A representação foi apresentada pelo professor do IFMA-Monte Castelo, Raimundo Santos de Castro, com apoio de torcedores organizados no movimento “Resgata Bolívia Querida – Movimento pelo Sampaio Corrêa Livre, Transparente e do Povo”. A denúncia aponta indícios de gestão patrimonial lesiva, citando a venda do Centro de Treinamento José Carlos Macieira — avaliado em mais de seis milhões de reais — supostamente sem aprovação do Conselho Deliberativo e sem transparência sobre o destino dos recursos.
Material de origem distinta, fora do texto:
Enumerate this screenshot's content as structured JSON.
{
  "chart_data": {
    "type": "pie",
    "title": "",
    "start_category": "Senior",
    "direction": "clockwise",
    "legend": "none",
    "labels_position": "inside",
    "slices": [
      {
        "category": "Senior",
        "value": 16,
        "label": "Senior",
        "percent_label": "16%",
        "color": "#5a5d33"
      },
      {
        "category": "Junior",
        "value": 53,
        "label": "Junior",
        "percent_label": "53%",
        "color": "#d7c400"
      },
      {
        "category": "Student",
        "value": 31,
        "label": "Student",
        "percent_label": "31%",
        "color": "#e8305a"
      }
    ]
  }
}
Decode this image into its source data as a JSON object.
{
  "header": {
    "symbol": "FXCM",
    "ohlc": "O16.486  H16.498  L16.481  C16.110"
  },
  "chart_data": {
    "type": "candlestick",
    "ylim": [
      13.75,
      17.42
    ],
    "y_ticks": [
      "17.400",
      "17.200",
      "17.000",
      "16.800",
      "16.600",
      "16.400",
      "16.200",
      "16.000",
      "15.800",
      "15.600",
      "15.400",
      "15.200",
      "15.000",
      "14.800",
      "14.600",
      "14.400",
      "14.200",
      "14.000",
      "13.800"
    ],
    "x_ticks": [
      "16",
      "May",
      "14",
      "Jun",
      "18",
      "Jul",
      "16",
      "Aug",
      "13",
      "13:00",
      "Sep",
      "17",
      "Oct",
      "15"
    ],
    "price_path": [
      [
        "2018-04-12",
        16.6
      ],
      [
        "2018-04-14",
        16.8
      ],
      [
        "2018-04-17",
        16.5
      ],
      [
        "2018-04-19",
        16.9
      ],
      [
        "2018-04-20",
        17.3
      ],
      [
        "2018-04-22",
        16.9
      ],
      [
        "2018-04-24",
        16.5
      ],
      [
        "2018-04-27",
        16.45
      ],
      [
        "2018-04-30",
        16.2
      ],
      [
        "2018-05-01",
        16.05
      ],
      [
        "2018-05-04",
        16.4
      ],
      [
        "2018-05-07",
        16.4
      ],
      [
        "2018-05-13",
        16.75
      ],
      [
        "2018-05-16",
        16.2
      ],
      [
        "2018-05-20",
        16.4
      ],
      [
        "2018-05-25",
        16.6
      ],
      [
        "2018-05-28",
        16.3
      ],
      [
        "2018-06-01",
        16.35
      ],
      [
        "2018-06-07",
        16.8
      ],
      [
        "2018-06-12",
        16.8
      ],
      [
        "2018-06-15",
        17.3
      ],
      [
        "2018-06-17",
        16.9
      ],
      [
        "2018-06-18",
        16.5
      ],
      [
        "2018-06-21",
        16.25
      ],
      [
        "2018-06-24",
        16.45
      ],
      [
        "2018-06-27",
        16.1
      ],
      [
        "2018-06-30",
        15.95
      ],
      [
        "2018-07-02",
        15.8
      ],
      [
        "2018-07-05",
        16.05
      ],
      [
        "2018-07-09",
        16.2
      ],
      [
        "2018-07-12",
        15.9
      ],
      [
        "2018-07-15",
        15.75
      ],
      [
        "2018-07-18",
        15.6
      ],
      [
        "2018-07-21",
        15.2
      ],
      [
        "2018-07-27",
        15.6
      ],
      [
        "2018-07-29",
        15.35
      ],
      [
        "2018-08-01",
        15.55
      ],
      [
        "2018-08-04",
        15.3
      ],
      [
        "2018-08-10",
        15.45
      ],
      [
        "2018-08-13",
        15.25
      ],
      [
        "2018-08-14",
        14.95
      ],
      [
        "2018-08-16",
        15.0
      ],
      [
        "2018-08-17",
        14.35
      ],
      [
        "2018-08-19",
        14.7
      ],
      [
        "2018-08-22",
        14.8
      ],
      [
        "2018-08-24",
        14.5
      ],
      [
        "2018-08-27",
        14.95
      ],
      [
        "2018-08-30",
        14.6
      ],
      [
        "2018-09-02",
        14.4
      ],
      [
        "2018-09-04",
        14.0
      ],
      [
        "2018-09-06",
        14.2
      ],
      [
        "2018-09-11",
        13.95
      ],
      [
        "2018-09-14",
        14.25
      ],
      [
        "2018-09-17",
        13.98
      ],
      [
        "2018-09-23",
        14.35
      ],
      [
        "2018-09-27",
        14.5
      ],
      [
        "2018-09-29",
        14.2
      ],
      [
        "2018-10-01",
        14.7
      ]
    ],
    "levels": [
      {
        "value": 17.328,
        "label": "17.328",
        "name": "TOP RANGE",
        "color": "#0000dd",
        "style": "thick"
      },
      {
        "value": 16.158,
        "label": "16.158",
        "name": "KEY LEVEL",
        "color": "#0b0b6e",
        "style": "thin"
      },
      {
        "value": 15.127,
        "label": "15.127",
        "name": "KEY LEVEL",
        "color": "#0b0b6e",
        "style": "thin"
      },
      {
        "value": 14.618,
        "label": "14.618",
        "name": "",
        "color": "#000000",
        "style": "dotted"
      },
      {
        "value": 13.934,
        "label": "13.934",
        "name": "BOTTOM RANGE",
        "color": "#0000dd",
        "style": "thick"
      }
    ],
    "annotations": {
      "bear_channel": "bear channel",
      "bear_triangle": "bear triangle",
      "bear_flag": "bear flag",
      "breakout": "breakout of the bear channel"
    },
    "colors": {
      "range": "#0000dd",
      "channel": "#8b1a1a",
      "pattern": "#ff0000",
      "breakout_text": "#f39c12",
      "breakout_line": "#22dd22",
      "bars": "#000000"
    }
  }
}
O documento também acusa a atual gestão de não apresentar prestação de contas públicas nem relatórios financeiros auditados, além de promover alterações estatutárias que teriam concentrado poder e restringido a participação dos conselheiros. Segundo os denunciantes, tais condutas afrontam leis e dispositivos constitucionais, podendo configurar ilícitos civis e penais.
A iniciativa surge em meio à crescente insatisfação da torcida, intensificada após a eliminação do clube da Série D do Campeonato Brasileiro e o consequente encerramento da temporada 2025. Para os torcedores, a medida é necessária para preservar o patrimônio material e imaterial da “Bolívia Querida”, símbolo do futebol maranhense.
Até o momento Sérgio Frota não se pronunciou sobre a denúncia.